I have an application which I use to convert PDF files in various languages, Sometimes some of the languages doesn't get converted properly, like Hebrew and few other languages, I'd like to know if there's a spicified list of supported languages so that I can know for sure beforehand sending the pdf.

Thank you.

This topic has been closed for replies.

2 replies

Participant
January 17, 2022

Hello, I was trying to convert a korean document to english. When using without API (export option in adobe reader) it working fine. But when using API I'm getting garbage text (unrecognized text). Could someone help?? Please see my attachment

Ben Vanderberg
Community Manager
Community Manager
January 17, 2022
Adobe PDF Extract API is currently optimized for English. PDF Extract API is a little different than export as Export PDF is simply converting the content into Word, PowerPoint, Excel, etc. PDF Extract API is taking the PDF and passing through Adobe Sensei AI services to provide understanding of the structure, what are headers, paragraphs, etc.

If you are looking for the equivalent of the Export PDF function in Adobe Acrobat DC, then you would use the Export PDF API: https://opensource.adobe.com/pdftools-sdk-docs/release/latest/howtos.html#export-pdf

Ben
Participant
January 18, 2022

Thank you for the quick response Ben. Thats really helpful, just to make it more clear, is python sdk available for export API ? I couldn't find the same. 

 

Thanks,

Raymond Camden
Community Manager
Community Manager
November 2, 2021

Are you asking what the application supports? That's not ours (Adobe) - so I don't know if we can help here.

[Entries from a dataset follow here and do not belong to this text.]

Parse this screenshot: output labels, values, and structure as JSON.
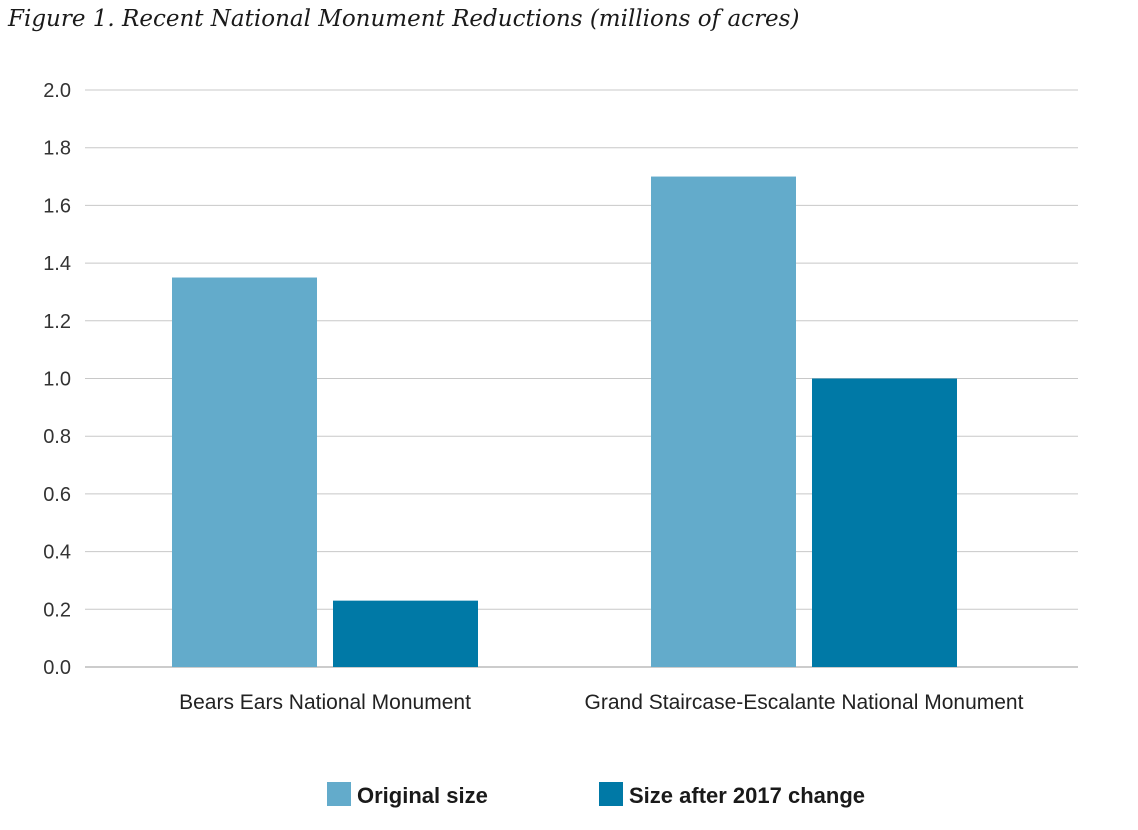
{
  "chart_data": {
    "type": "bar",
    "title": "Figure 1. Recent National Monument Reductions (millions of acres)",
    "xlabel": "",
    "ylabel": "",
    "categories": [
      "Bears Ears National Monument",
      "Grand Staircase-Escalante National Monument"
    ],
    "series": [
      {
        "name": "Original size",
        "values": [
          1.35,
          1.7
        ],
        "color": "#63abcb"
      },
      {
        "name": "Size after 2017 change",
        "values": [
          0.23,
          1.0
        ],
        "color": "#0079a6"
      }
    ],
    "ylim": [
      0,
      2.0
    ],
    "yticks": [
      "0.0",
      "0.2",
      "0.4",
      "0.6",
      "0.8",
      "1.0",
      "1.2",
      "1.4",
      "1.6",
      "1.8",
      "2.0"
    ],
    "grid": true,
    "legend_position": "bottom-center"
  }
}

Did I misunderstand your question?

Participating Frequently
November 2, 2021

Sorry, Ya I don't think I have phrased the question correctly,

What I would like to know is, Is there any specific languages that the PDF Extract API doesn't support?

For instance, when I send a PDF in Hebrew or Bengali language to the PDF Extract API the response I get have incorrect characters.

Attached bellow is one of the responses I got from the PDF Extract API which is from a PDF in Armenien language.

Thank you for the prompt response.

Raymond Camden
Community Manager
Community Manager
November 2, 2021

Thanks for clarifying. According to our docs:

 

Language: The API is currently optimized for English language content. Files containing content in other Latin languages should return good results, but may have issues with non-English punctuation.

 

So I think it's a bit up in the air in terms of what to expect. That being said, would you be able to share any PDFs we can use to help test?